Originally Posted by *nmoss* 
Cork would be a great option....great for falls but has the cleanable-ness of wood floors. Pretty color too and a renewable resource!

Ooh, cork! I never would have thought of that. I'll look into it, but our budget is really tight right now.


----------



## bstandlee (May 14, 2007)

Quote:


Originally Posted by *cmom80* 
Linoleum (real linoleum, not vinyl) is environmentally friendly, all-natural, allergen-proof, easy to clean, colorful, cheap and lasts forever!! (Not a salesperson... just researching options for my fantasy playroom, LOL)

There's linoleum under the colored foam squares right now. My initial idea was to take up all the foam squares (you know, that lock together like puzzle pieces? they're 8 years old and are dirty because the rough surface prevents a thorough cleaning) and leave the linoleum underneath and add an area rug or two. But the other 2 women thought the floor should have padding for falls and for adults sitting on the floor. I can definitely see that for the infant/crawler room, but I'm still not convinced linoleum and an area rug wouldn't be just fine in the toddler room.
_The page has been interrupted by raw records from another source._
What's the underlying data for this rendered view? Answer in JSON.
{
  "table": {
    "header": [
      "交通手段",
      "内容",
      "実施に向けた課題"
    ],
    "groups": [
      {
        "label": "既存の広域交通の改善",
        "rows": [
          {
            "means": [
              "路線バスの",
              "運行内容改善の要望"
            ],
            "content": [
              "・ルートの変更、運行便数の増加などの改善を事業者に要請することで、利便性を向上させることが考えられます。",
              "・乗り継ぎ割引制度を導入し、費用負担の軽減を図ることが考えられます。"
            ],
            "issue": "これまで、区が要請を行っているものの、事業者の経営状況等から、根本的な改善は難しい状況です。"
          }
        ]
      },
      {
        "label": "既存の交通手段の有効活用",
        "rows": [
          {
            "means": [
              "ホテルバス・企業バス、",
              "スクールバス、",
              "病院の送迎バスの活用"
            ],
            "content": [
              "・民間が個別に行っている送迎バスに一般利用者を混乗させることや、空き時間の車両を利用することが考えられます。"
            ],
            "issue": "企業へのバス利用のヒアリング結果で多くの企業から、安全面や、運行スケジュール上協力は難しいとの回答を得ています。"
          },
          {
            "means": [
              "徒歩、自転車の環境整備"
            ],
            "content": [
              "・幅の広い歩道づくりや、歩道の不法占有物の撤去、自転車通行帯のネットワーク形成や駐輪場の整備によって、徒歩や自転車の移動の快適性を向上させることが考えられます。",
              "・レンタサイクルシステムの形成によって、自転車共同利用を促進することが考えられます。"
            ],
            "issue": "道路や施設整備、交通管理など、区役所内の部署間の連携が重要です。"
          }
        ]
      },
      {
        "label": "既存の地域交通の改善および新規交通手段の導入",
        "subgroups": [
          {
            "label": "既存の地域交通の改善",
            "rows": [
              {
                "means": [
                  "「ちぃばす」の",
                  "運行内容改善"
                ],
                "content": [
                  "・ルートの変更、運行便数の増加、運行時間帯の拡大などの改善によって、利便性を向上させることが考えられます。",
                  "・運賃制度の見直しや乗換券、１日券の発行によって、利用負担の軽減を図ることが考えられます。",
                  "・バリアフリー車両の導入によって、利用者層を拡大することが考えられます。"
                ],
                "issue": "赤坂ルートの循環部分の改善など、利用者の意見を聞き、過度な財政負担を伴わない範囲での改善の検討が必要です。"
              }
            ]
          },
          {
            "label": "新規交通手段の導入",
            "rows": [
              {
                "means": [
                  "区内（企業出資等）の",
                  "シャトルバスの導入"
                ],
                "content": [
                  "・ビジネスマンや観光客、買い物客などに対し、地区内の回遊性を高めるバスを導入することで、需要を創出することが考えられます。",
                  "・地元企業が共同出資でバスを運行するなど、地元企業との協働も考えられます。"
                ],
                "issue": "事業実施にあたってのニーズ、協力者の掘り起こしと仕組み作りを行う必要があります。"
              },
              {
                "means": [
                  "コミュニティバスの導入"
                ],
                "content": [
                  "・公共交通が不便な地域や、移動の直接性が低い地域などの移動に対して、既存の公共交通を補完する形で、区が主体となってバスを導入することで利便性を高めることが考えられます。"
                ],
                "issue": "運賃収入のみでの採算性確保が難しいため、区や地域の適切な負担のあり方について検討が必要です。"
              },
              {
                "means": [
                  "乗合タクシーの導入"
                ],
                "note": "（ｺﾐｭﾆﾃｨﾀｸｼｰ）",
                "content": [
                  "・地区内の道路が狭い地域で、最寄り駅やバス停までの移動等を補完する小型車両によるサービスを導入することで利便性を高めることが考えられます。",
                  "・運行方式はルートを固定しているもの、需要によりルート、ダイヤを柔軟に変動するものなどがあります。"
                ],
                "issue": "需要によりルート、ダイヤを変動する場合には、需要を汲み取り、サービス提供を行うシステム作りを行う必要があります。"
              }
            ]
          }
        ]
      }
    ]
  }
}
And if daycares don't have special cushioned flooring (other than carpet) I don't think we would need to. Hmmmm, any other ideas?


----------



## bdoody11 (Aug 16, 2005)

Could you put padding under the area rugs? You would just want to make there are no edges for kids to trip on.

I will say you are right on with the daycare carpets. There is no padding and the toddlers/infants do just fine (and I know from experience, DD has been in daycare since 3 months). Like others mentioned, the room is a combo of industrial carpet and tile.


----------



## tbone_kneegrabber (Oct 16, 2007)

Quote:


Originally Posted by *bstandlee* 
There's linoleum under the colored foam squares right now. My initial idea was to take up all the foam squares (you know, that lock together like puzzle pieces? they're 8 years old and are dirty because the rough surface prevents a thorough cleaning) and leave the linoleum underneath and add an area rug or two. But the other 2 women thought the floor should have padding for falls and for adults sitting on the floor. I can definitely see that for the infant/crawler room, but I'm still not convinced linoleum and an area rug wouldn't be just fine in the toddler room.

And if daycares don't have special cushioned flooring (other than carpet) I don't think we would need to. Hmmmm, any other ideas?


you could also just get new foam pieces. I think you can get rather smooth ones and ones that are big (like one piece is the size of 4 letter ones) at like lowes and home depot.


----------



## bstandlee (May 14, 2007)

Quote:


Originally Posted by *tbone_kneegrabber* 
you could also just get new foam pieces. I think you can get rather smooth ones and ones that are big (like one piece is the size of 4 letter ones) at like lowes and home depot.

The problem with the foam pieces is that they seem to stretch out over time and now don't lay flat. So the floor is wavy with air pockets underneath and the kids trip over the wavy parts. But maybe that would be the best option for now. At least it would be flat and clean for a while. Maybe by the time it gets uncleanable and wavy again we could have enough money saved up for a better flooring.


----------